Eine baugleiche Tupolew Tu-134 der Aeroflot

Unfall-Zusammenfassung
Unfallart controlled flight into terrain
Ort Berlin-Bohnsdorf
Datum 12. Dezember 1986
Todesopfer 72 (darunter 20 Schüler)
Überlebende 10 (darunter 7 Schüler)
Verletzte 10
Luftfahrzeug
Luftfahrzeugtyp Tupolew Tu-134A
Betreiber Aeroflot
Kennzeichen CCCP-65795
Abflughafen Sowjetunion Flughafen Minsk-1
Zwischenlandung Tschechoslowakei Flughafen Prag (ungeplant)
Zielflughafen Deutschland Demokratische Republik 1949 Flughafen Berlin-Schönefeld
Passagiere 73
Besatzung 9
Listen von Flugunfällen
Bergungsarbeiten an der Unglücksstelle

Am 12. Dezember 1986 verunglückte eine Tupolew Tu-134A auf dem Aeroflot-Flug 892. Das Flugzeug stürzte im Landeanflug nahe dem Flughafen Berlin-Schönefeld ab. 72 Menschen starben, zehn überlebten den Absturz.

Flugzeug und Insassen

Die Tupolew Tu-134A (c/n: 63145, Kennzeichen: CCCP-65795) war am 18. März 1980 an die Aeroflot ausgeliefert worden.
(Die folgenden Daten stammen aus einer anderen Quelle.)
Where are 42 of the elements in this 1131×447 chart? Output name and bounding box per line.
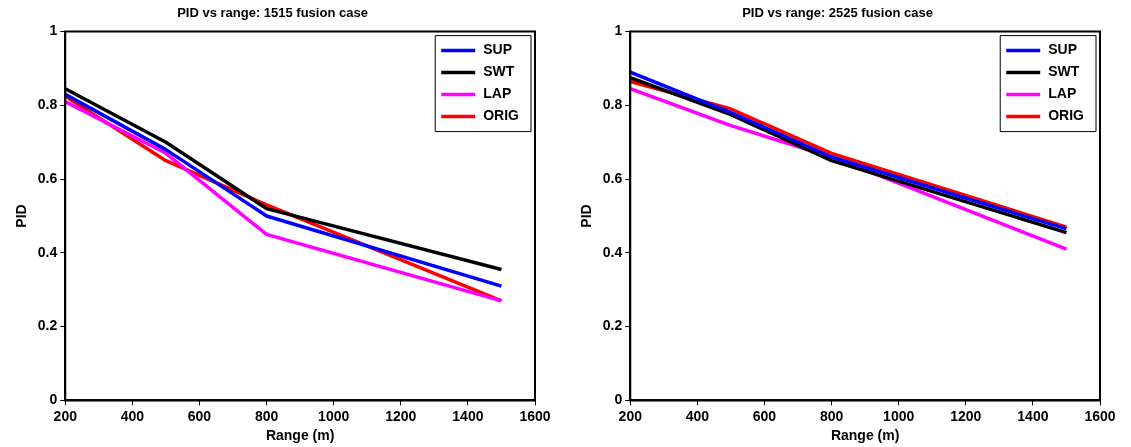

Zum Zeitpunkt des Unfalls hatte die Maschine 12.658 Flugstunden bei 8482 Zyklen absolviert. Neben der regulären achtköpfigen Besatzung befand sich ein zusätzlicher Instrukteur an Bord, der die Leistung der Piloten bei Landungen unter schlechten Sichtbedingungen bewerten sollte.
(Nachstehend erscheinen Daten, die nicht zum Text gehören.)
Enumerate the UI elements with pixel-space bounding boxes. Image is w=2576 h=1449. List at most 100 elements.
Das Flugzeug beförderte 73 Passagiere, darunter 27 Schüler des 10. Jahrgangs der Ernst-Schneller-Oberschule in Schwerin sowie deren Begleitpersonen. Die Gruppe kehrte von einer Schulabschlussreise aus Minsk zurück.

Unfallhergang

Die in Minsk zwei Stunden zuvor gestartete Tu-134 sollte gegen 14:20 Uhr in Berlin-Schönefeld landen. Weil der Berliner Flughafen zur Ankunftszeit unter dichtem Nebel lag, wichen die Piloten nach Prag aus. Um 16:31 Uhr hob die Maschine vom Flughafen Prag erneut in Richtung Berlin ab. Zwischenzeitlich fanden auf der nördlichen Landebahn 25R (rechts) in Schönefeld Wartungsarbeiten an der Lichtanlage statt, sodass dem an- und abfliegenden Verkehr nur die südliche Bahn zur Verfügung stand. Der Himmel über Berlin war zu diesem Zeitpunkt vollständig bedeckt. Die Wolkenuntergrenze lag bei ca. 130 Meter (400 Fuß).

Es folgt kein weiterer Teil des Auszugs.